Sadly, one of the organizations I discuss in this book was actually defunded by this new administration. Life After Hate, a North American organization dedicated to helping violent right-wing extremists get out of the movement, had been awarded a substantial grant over two years to develop a deradicalization program in the United States modeled on EXIT in Sweden. In late June, the Trump administration approved the funding of all the successful grant recipients—except those that addressed rightwing extremism or worked in Muslim communities. …

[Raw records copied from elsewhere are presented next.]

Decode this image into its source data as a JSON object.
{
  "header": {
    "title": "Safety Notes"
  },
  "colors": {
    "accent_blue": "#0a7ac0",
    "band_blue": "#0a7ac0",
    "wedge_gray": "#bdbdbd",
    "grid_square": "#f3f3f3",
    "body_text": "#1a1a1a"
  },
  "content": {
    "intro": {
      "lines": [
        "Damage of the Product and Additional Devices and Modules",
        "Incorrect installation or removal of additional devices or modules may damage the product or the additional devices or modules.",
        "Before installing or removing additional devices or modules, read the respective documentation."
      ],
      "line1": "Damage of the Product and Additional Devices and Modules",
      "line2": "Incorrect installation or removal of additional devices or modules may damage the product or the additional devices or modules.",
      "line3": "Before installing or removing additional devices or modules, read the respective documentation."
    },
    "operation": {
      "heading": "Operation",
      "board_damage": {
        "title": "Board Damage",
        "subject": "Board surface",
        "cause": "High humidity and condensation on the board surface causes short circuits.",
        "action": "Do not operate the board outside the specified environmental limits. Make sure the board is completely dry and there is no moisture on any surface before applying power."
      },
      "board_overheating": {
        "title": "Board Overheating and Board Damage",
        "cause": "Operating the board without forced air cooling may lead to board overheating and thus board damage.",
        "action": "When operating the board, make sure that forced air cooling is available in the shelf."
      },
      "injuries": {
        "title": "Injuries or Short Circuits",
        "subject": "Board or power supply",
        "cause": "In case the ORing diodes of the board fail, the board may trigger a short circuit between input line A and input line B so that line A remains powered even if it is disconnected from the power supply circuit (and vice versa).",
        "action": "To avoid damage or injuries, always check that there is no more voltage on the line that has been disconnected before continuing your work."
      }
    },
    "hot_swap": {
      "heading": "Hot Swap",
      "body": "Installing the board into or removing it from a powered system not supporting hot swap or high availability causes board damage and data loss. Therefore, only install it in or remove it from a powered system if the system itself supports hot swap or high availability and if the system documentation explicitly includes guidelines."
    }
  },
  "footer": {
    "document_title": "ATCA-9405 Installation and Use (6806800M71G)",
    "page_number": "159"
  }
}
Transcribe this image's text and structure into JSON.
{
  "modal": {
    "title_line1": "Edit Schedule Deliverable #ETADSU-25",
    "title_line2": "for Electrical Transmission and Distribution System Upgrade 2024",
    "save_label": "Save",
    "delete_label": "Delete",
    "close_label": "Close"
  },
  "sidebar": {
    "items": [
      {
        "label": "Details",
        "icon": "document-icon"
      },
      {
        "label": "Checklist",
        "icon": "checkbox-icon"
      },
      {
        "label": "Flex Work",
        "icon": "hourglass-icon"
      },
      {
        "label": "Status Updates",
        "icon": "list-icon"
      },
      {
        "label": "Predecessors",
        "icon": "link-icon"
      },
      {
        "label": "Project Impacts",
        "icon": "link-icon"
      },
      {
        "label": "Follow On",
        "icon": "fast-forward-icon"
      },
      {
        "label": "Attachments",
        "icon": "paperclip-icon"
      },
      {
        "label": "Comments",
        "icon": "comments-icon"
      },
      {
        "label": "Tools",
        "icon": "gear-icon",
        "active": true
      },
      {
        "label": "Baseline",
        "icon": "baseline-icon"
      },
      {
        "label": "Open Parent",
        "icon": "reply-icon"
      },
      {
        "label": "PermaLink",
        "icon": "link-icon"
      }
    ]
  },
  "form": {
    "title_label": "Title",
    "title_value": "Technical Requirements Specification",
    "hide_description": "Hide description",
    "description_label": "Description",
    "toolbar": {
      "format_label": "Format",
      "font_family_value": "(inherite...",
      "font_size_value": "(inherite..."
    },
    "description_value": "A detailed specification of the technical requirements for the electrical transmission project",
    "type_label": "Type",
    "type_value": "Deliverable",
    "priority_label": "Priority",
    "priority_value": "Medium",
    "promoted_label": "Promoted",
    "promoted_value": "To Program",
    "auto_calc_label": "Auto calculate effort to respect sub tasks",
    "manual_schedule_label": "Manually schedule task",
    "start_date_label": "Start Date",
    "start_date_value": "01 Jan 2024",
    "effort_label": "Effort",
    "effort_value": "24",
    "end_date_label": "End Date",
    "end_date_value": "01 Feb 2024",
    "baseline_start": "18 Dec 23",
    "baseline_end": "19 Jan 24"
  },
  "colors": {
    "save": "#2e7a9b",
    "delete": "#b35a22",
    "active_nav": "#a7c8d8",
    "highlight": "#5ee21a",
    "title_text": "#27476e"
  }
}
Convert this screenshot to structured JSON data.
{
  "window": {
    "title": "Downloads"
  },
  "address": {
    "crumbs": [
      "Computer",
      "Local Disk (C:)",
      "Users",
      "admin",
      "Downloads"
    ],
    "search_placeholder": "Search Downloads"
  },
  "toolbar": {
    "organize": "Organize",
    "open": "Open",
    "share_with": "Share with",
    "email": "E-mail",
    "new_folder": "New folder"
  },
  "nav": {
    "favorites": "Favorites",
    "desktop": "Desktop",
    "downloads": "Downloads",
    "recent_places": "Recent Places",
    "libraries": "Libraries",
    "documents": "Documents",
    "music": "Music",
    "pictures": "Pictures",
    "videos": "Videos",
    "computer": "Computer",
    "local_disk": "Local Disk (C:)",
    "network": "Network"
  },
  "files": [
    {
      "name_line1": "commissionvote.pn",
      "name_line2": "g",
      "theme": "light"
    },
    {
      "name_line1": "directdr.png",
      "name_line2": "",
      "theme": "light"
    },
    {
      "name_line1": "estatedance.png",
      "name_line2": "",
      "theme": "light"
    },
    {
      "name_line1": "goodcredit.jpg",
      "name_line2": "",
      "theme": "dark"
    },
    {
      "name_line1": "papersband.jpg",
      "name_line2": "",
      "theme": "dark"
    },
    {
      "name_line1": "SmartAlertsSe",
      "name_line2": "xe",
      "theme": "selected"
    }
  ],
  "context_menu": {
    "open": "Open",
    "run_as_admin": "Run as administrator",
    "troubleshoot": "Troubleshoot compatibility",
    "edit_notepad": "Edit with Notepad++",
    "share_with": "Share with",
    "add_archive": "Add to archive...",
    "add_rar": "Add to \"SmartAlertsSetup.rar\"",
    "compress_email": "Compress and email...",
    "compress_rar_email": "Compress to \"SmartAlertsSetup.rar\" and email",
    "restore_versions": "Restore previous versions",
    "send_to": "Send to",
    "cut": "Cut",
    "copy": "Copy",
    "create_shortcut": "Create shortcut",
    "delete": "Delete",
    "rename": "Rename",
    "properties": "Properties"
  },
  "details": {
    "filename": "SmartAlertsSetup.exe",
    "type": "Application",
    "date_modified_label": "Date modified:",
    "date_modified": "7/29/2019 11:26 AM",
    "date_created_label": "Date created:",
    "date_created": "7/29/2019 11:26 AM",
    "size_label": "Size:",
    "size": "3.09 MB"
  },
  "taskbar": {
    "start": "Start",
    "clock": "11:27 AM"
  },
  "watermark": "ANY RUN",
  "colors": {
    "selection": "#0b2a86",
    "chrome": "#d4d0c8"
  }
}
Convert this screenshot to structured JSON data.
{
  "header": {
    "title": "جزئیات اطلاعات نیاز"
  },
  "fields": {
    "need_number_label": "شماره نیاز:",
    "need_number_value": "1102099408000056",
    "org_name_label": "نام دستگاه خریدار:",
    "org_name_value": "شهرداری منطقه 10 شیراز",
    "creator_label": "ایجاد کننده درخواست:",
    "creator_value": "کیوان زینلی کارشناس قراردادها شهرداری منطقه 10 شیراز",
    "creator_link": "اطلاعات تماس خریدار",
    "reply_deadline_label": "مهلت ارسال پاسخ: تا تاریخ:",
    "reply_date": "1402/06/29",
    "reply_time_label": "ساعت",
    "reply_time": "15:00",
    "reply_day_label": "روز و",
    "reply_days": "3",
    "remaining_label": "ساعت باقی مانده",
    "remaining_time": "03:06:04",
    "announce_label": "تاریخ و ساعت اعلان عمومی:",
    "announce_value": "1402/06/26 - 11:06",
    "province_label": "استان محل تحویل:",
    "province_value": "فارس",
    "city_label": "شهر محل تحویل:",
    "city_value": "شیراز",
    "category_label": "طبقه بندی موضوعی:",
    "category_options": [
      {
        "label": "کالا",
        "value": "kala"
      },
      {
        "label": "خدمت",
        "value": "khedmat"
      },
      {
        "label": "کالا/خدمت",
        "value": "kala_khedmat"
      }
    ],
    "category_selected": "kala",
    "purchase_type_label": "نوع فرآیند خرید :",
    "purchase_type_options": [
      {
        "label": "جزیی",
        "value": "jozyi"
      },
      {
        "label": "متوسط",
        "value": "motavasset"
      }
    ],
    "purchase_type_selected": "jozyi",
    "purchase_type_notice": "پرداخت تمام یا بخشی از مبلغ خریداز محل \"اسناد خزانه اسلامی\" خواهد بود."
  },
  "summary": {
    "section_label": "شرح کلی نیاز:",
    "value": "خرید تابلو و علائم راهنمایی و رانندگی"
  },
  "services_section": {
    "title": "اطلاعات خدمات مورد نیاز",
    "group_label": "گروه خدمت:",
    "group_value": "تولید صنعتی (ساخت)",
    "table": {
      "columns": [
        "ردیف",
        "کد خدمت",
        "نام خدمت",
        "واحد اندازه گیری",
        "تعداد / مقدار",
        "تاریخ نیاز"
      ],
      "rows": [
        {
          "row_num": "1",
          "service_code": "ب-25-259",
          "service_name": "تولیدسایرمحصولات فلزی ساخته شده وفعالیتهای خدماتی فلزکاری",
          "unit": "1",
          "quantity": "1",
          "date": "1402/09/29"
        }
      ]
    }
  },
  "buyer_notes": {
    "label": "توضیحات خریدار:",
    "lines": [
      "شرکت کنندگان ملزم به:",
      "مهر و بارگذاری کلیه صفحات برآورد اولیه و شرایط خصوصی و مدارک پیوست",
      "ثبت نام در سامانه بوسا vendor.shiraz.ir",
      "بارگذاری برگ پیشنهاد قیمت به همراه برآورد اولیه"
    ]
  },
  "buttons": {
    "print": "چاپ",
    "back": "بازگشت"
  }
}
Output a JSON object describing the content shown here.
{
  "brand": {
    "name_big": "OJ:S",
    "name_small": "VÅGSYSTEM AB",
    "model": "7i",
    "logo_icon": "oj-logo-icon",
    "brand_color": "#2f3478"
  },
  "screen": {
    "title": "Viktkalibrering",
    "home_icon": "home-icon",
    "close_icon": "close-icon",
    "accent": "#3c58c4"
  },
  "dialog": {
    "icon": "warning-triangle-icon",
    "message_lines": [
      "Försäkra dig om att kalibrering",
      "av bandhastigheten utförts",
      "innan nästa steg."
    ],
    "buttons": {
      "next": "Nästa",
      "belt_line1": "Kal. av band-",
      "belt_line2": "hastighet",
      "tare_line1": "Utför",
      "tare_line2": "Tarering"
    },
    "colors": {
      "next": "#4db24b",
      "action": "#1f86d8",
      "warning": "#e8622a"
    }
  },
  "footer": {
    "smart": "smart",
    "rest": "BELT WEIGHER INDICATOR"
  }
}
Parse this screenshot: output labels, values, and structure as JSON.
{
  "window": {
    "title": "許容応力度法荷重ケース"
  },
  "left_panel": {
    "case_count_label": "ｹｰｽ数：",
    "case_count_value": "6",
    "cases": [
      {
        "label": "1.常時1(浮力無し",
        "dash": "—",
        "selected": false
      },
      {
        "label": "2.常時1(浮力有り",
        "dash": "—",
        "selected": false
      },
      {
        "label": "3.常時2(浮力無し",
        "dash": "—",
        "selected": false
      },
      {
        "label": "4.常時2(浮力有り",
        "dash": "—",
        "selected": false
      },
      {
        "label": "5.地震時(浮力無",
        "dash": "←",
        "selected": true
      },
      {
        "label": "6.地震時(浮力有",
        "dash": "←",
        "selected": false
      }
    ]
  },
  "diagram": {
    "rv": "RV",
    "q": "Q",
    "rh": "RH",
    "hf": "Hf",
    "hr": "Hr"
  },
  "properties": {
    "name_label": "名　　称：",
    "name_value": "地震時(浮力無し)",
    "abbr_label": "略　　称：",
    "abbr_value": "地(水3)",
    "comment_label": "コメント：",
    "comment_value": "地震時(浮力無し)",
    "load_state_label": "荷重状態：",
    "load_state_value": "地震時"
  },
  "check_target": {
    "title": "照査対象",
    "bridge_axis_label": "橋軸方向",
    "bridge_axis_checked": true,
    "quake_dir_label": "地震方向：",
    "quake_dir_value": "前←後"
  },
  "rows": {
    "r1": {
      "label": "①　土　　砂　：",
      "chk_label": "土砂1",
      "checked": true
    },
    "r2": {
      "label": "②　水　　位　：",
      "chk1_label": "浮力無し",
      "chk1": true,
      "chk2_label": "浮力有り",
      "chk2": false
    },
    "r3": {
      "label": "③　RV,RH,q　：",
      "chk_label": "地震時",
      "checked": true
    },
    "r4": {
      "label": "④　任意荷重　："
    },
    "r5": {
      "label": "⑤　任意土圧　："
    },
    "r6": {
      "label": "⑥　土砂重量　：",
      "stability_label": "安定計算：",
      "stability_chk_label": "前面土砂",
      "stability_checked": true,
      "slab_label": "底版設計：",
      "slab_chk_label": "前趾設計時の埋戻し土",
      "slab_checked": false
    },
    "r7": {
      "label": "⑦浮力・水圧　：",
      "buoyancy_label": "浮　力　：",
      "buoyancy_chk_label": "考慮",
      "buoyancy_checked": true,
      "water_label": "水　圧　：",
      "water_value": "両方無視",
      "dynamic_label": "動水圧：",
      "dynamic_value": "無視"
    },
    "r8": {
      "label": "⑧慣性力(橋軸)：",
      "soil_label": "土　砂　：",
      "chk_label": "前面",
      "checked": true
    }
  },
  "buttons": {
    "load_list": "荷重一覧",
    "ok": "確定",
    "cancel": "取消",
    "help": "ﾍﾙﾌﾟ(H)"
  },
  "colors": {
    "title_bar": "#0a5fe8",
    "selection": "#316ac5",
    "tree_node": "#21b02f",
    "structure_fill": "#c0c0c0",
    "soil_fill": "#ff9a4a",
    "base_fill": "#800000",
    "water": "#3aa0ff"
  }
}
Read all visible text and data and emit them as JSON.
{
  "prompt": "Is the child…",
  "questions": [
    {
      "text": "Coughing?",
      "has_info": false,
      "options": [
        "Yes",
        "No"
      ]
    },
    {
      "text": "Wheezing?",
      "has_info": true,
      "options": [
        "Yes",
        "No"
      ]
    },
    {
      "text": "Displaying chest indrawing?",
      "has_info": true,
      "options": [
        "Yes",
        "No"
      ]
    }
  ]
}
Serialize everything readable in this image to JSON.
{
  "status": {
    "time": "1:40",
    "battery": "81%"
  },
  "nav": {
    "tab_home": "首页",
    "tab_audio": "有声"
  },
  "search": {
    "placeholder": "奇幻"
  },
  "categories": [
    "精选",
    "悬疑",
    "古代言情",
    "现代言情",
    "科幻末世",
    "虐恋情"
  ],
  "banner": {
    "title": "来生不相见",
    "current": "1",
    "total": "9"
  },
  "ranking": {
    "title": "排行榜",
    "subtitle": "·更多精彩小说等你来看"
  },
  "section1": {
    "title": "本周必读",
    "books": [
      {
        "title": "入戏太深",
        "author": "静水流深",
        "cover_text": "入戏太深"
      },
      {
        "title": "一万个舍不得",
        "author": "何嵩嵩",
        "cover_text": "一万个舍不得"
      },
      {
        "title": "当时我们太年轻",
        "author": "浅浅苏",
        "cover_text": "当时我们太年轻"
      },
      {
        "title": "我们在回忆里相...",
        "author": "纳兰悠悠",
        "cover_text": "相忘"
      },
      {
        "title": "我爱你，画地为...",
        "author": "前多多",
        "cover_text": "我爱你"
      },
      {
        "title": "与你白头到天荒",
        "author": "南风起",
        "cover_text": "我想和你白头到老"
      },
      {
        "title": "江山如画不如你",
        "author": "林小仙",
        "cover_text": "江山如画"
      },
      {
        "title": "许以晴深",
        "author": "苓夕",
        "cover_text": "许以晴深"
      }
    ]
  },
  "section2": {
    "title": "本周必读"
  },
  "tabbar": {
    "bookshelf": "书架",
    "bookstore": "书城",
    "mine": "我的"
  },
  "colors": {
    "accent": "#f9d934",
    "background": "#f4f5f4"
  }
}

All across the landscape of what President Donald Trump has insisted be collectively called “radical Islamic terrorism,” there are significant differences in tactics and ideology, distinctions that may be too subtle for a blanket nationalist condemnation. But on gender issues, these disparate groups appear pretty similar: global economic conditions produce a “crisis” of masculinity, a new anxiety among men about their ability to claim their entitlement to be productive and respected workers in public and unquestioned patriarchs at home. With employment more precarious, their children gradually escaping complete parental control in schools, and their wives entering the marketplace, where they develop alternative poles around which their social lives might revolve, a sense of “aggrieved entitlement” grows within them, a sense of humiliation at not being enough of a “real man.”

As history continues to unfold on the role of gender on violent extremism in our world today, we remind ourselves that a president’s viewpoint is but one of many markers that influence the cultural discourse and social policy around this issue. And only history will tell which side we will land—on the side of intolerance or on the side of understanding.